Closed Subgroups of P-adic Integers
Theorem
Let $\Z_p$ be the $p$-adic integers for some prime $p$.
Then the closed subgroups of $\Z_p$ are the principal ideals:
- $\text a) \quad \set 0$
- $\text b) \quad \forall k \in \N : p^k \Z_p$
Proof
From Metric Space is Hausdorff:
- $\Z_p$ is a Hausdorff space
From Finite Subspace of Hausdorff Space is Closed:
- $\set 0$ is closed
From Cosets Form Local Basis of P-adic Number:
- $\forall k \in \N : p^k \Z_p = 0 + p^k \Z_p$ is closed
Hence the ideals:
- $\text a) \quad \set 0$
- $\text b) \quad \forall k \in \N : p^k \Z_p$
It remains to show that an arbitrary closed subgroups is indeed one of these ideals.

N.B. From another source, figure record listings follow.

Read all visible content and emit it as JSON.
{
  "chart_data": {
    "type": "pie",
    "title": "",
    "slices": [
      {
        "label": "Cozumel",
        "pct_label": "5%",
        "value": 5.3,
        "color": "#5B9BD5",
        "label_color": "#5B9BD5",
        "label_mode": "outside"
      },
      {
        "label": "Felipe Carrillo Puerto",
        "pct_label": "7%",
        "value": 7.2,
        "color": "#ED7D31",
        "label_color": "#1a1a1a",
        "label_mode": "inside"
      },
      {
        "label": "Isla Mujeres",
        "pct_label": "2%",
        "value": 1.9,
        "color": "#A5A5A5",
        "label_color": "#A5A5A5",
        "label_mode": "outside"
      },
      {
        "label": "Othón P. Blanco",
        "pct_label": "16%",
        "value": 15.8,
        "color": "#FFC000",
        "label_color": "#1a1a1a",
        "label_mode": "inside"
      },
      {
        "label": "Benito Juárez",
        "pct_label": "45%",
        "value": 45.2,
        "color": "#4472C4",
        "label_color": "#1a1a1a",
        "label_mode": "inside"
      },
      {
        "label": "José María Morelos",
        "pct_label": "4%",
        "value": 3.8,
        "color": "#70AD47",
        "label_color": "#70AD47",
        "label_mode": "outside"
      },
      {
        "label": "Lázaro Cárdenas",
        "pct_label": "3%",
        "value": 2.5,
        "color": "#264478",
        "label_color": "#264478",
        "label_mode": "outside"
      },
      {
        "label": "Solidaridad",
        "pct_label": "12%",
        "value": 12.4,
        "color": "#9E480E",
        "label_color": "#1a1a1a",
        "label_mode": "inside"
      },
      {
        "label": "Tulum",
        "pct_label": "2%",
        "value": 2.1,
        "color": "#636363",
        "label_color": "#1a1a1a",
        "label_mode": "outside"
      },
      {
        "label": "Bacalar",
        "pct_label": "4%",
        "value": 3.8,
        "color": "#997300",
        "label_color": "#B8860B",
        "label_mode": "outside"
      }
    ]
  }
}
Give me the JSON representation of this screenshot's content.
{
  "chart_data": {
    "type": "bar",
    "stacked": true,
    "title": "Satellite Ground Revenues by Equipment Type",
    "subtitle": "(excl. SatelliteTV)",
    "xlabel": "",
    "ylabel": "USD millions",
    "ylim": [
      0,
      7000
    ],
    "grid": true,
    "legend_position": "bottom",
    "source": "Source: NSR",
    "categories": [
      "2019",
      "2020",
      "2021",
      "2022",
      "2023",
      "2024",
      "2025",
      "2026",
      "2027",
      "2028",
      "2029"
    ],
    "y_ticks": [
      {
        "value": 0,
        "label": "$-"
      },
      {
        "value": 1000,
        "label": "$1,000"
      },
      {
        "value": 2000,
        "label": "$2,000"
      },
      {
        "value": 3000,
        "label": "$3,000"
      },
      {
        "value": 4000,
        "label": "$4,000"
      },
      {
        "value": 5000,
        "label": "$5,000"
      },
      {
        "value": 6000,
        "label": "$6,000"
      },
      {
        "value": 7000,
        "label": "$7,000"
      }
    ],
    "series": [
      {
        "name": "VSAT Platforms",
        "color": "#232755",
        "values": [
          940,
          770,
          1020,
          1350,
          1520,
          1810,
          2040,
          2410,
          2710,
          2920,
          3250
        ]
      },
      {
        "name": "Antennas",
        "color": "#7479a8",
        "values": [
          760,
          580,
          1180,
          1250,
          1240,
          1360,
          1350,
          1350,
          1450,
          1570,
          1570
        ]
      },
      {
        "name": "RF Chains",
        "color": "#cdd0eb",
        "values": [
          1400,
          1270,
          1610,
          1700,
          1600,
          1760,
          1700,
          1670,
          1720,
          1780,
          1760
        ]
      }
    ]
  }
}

Let $H$ be a closed subgroup of the additive group of $\Z_p$.
From Correspondence between Abelian Groups and Z-Modules:
- $\Z H \subseteq H$
Let $a \in \Z_p$.
Let $h \in H$.
From Integers are Dense in P-adic Integers, there exists a sequence $\sequence {a_n}$:
- $\forall n \in \N: a_n \in Z$
- $\ds \lim_{n \mathop \to \infty} a_n = a$
From Multiple Rule for Sequences in Normed Division Ring:
- $\ds \lim_{n \mathop \to \infty} a_n h = a h$
We have:
- $a_n h \in \Z H \subseteq H$
From Subset of Metric Space contains Limits of Sequences iff Closed:
- $a h = \ds \lim_{n \mathop \to \infty} a_n h \in H$
Since $a \in \Z_p$ and $h \in H$ were arbitrary, it follows that:
- $\Z_p H \subseteq H$
By definition of ideal:
- $H$ is an ideal of $\Z_p$
From Ideals of P-adic Integers, $H$ is one of the principal ideals:
- $\text a) \quad \set 0$
- $\text b) \quad \forall k \in \N : p^k \Z_p$
$\blacksquare$